Failure Handling Specification
JSR 318 Enterprise JavaBeans Version 3.1 EJB Core Contract and Requirements, Section 5.4.18 "Dealing with Exceptions" mentions that MDBs should not throw RuntimeExceptions. If a RuntimeExceptions occurs, the container will transition the MDB in the "does not exist" state. The message will not be acknowledged, and if messages arrive to the destination, the container can delegate the message to another MDB instance.
WildFly/HornetQ Behavior on RuntimeException
Message Delivery Occurs in a Container-Managed Transactional Context
If the message delivery occurs in a container-managed transactional context, the HornetQ resource adapter acknowledges the message when it first receives from the HornetQ JMS provider (which means the message is "removed from the queue"), and handles the message until either it is consumed by an MDB instance or it is sent to the DLQ.

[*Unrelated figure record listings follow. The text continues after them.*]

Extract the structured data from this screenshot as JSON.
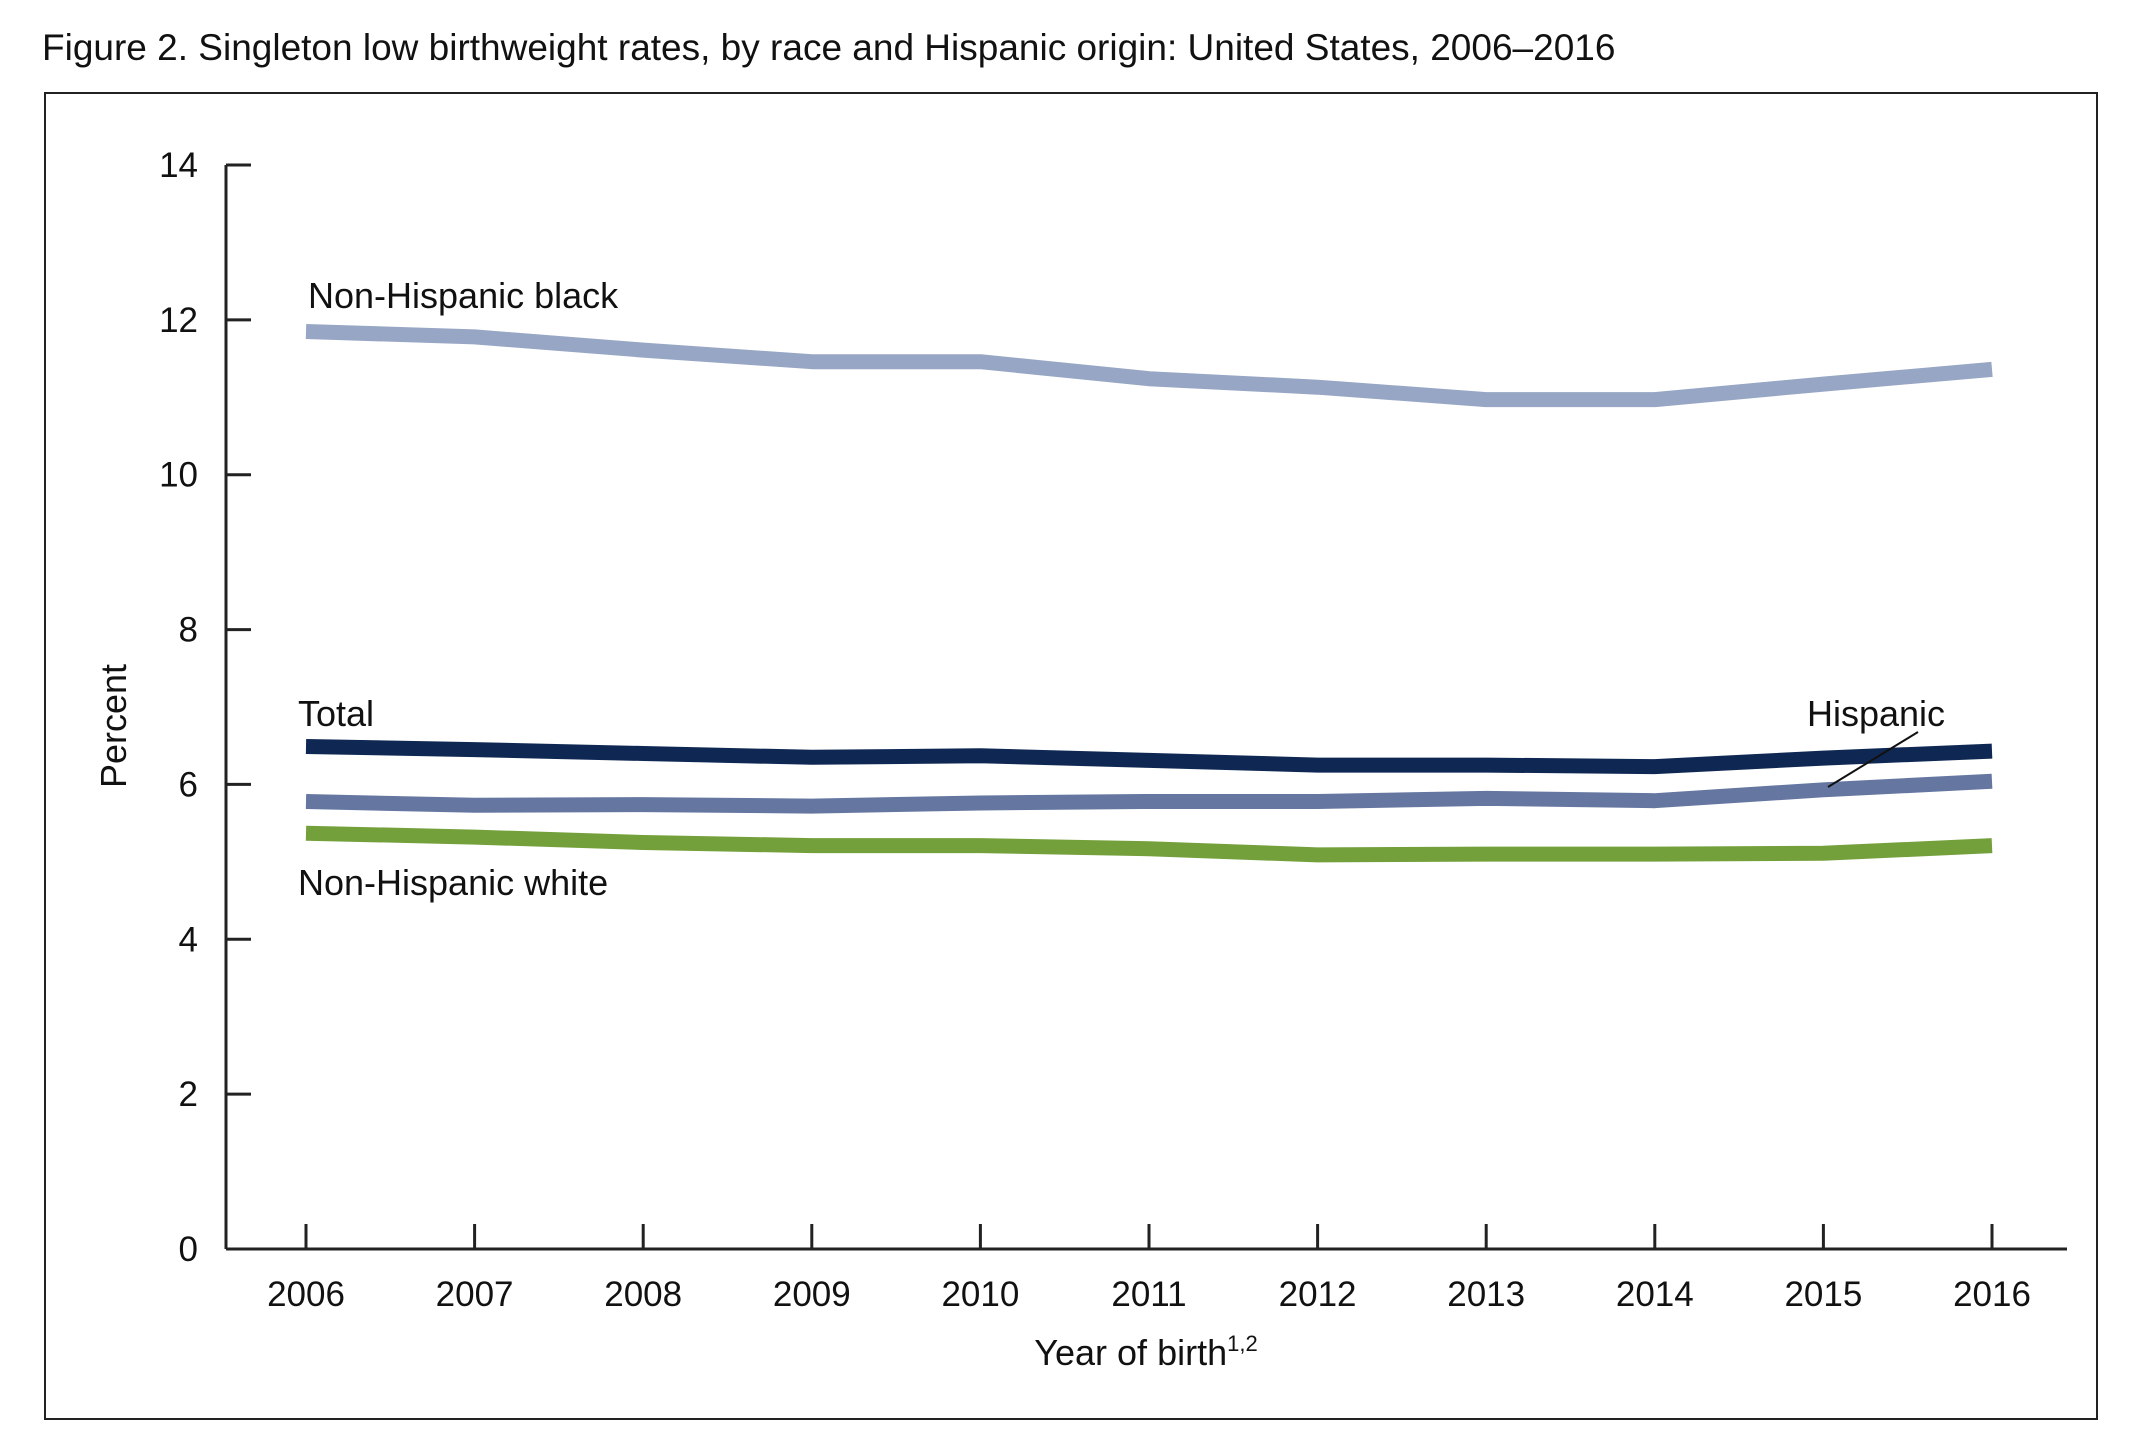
{
  "title": "Figure 2. Singleton low birthweight rates, by race and Hispanic origin: United States, 2006–2016",
  "chart_data": {
    "type": "line",
    "title": "Figure 2. Singleton low birthweight rates, by race and Hispanic origin: United States, 2006–2016",
    "xlabel": "Year of birth",
    "xlabel_superscript": "1,2",
    "ylabel": "Percent",
    "ylim": [
      0,
      14
    ],
    "yticks": [
      0,
      2,
      4,
      6,
      8,
      10,
      12,
      14
    ],
    "yticks_labels": [
      "0",
      "2",
      "4",
      "6",
      "8",
      "10",
      "12",
      "14"
    ],
    "x": [
      "2006",
      "2007",
      "2008",
      "2009",
      "2010",
      "2011",
      "2012",
      "2013",
      "2014",
      "2015",
      "2016"
    ],
    "grid": false,
    "legend": "inline labels",
    "series": [
      {
        "name": "Non-Hispanic black",
        "color": "#97a6c4",
        "values": [
          11.85,
          11.78,
          11.61,
          11.46,
          11.46,
          11.24,
          11.13,
          10.97,
          10.97,
          11.17,
          11.36
        ]
      },
      {
        "name": "Total",
        "color": "#0f2853",
        "values": [
          6.49,
          6.45,
          6.4,
          6.35,
          6.37,
          6.31,
          6.25,
          6.25,
          6.23,
          6.34,
          6.43
        ]
      },
      {
        "name": "Hispanic",
        "color": "#6577a1",
        "values": [
          5.78,
          5.73,
          5.74,
          5.72,
          5.76,
          5.78,
          5.78,
          5.82,
          5.79,
          5.93,
          6.04
        ]
      },
      {
        "name": "Non-Hispanic white",
        "color": "#74a03b",
        "values": [
          5.37,
          5.32,
          5.25,
          5.21,
          5.21,
          5.17,
          5.09,
          5.1,
          5.1,
          5.11,
          5.21
        ]
      }
    ]
  }
}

Who sends the message to DLQ?
The current transaction is automatically rolled back. The MDB container's transactional interceptor catches the RuntimeException and rolls back the transaction, by invoking javax.transaction.Transaction.setRollbackOnly().
The MDB instance that triggered the failure is destroyed. The @PreDestroy callback, if exists, is invoked, and the instance is discarded from the pool. Upon re-delivery, if any, a new instance to handle the message will be created.